When the barrage of brimstone and hellfire settles, they step back out into the sun. In the windless dead calm of the desert, a strange, thick, piss-milk smoke snakes its way up from each impact, all around them and in the distance. Just like the smoke coming from the busted hummer and the crater in the road. Behind them, far in the distance, a small mushroom cloud lingers out in the desert.

“Looks like base was destroyed. Gotta be. Ain’t nothing else that close by,” Bucky says.

“Try the radio again,” Vice suggests.

“I did. It’s dead air. Nothing,” says Tackleson as he steps away from the hummer.

“Could it be missiles? Rocket fire?” Celery asks.

“No those are meteors you damn fool! Or debris from one,” Vice explains.

“But what kind of explosion makes a cloud like that? Could it be an attack?” Celery continues, pointing to base.

“I don’t know. I doubt it though. Meteors could’ve hit the fuel supply, generators, or munitions storage.” Vice eyes Celery for a moment. “Everyone, do like Celery and put your masks on.”

“I gave mine to Ghost. I’m taking one from the supplies in back,” Reynolds says as he runs.

“You know the Bible says God will bring the end of days upon us,” Tackleson muses as he stares off into the distance.

“Yeah but ain’t that a flood or something?” Celery asks.
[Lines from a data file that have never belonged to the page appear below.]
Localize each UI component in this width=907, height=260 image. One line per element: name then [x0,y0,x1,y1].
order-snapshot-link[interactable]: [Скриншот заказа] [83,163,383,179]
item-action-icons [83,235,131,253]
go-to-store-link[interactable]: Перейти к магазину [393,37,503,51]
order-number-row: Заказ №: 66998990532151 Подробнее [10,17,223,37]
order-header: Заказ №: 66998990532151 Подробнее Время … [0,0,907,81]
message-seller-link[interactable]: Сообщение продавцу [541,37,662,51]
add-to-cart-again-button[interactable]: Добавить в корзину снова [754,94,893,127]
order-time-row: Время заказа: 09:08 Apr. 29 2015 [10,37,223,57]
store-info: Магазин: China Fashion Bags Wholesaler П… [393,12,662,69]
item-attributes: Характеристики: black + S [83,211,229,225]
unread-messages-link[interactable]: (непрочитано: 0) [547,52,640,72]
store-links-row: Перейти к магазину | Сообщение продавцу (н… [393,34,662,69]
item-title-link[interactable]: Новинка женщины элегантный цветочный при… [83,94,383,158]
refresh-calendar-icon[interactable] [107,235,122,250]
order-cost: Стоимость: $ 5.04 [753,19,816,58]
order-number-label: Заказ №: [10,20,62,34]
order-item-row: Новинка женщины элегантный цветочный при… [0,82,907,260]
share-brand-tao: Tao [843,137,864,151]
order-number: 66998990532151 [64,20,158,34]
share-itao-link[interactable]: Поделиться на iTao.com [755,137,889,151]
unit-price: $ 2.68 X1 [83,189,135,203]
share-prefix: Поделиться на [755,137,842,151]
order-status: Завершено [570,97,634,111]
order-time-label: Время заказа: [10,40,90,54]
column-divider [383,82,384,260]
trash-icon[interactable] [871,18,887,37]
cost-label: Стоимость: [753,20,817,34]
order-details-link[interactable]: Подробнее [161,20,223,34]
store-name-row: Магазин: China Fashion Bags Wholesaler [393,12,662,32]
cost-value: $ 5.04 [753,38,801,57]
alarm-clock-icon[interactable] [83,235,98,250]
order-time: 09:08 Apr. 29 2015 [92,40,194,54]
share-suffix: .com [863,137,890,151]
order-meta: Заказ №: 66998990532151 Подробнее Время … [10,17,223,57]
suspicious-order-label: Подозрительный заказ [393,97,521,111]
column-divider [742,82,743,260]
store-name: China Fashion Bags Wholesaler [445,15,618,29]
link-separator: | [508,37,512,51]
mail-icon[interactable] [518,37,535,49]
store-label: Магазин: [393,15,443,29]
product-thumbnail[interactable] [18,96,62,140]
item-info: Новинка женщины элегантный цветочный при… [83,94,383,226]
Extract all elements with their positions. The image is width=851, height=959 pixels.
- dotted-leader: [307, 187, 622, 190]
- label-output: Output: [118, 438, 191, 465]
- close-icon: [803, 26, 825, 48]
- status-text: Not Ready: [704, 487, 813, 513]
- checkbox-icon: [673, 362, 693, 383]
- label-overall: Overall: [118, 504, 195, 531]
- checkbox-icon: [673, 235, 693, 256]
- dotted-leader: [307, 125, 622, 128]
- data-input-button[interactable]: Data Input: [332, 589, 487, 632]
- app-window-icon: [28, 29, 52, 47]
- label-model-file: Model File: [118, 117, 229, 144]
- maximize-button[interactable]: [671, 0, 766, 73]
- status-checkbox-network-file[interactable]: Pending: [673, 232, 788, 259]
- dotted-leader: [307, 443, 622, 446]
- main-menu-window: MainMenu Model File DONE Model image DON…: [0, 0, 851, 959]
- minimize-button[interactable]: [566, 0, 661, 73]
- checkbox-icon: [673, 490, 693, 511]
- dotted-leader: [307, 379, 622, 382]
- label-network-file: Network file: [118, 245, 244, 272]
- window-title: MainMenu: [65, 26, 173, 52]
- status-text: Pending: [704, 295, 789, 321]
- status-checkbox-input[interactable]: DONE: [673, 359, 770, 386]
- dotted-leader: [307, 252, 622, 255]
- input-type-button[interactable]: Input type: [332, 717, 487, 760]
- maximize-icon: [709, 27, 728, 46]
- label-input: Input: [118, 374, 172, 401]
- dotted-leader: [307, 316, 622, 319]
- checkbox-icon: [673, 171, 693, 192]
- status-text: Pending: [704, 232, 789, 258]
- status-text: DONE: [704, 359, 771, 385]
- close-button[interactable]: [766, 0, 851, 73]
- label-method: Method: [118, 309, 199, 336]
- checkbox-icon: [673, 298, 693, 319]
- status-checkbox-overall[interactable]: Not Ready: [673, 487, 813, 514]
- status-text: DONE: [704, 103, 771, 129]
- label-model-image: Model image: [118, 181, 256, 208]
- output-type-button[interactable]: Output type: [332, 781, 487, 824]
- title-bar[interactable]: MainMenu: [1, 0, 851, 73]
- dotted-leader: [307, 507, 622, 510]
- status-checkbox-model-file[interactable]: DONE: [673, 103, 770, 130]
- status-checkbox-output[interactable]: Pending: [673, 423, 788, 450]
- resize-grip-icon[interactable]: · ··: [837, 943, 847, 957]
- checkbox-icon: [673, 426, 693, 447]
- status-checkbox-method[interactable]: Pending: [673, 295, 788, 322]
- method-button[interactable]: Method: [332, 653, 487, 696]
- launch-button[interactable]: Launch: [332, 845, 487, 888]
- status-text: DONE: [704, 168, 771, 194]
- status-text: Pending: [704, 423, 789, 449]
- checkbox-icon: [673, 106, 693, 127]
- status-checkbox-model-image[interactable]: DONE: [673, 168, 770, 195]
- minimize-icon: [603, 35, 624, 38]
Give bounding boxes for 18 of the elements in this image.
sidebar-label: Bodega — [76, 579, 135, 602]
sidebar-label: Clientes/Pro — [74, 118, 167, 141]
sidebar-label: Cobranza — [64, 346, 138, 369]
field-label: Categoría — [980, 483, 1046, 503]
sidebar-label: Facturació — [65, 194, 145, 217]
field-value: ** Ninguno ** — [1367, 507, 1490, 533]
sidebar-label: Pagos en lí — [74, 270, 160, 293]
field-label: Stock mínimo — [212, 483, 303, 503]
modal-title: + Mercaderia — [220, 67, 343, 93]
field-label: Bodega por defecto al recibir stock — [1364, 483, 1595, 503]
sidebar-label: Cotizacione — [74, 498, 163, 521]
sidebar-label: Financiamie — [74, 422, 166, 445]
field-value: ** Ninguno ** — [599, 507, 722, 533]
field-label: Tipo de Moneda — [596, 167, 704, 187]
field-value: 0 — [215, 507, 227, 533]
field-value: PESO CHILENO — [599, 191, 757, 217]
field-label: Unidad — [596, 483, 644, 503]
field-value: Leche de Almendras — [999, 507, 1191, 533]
“No. He already flooded us once. The next time he promised fire from above.” Tackleson begins to quote. “I will show wonders in the heavens above, and signs on Earth below. Blood and fire and vapor of smoke...”

“You actually believe that bullshit?” Rabbit jumps in.

“That ‘bullshit’ is believed by lots of people. And not all of ‘em ignorant hayseeds like Tack,” Reynolds adds.

“Thanks, I guess?” Tackleson responds.

“You too, Reynolds? And that still don’t mean it ain’t bullshit,” Bucky presses.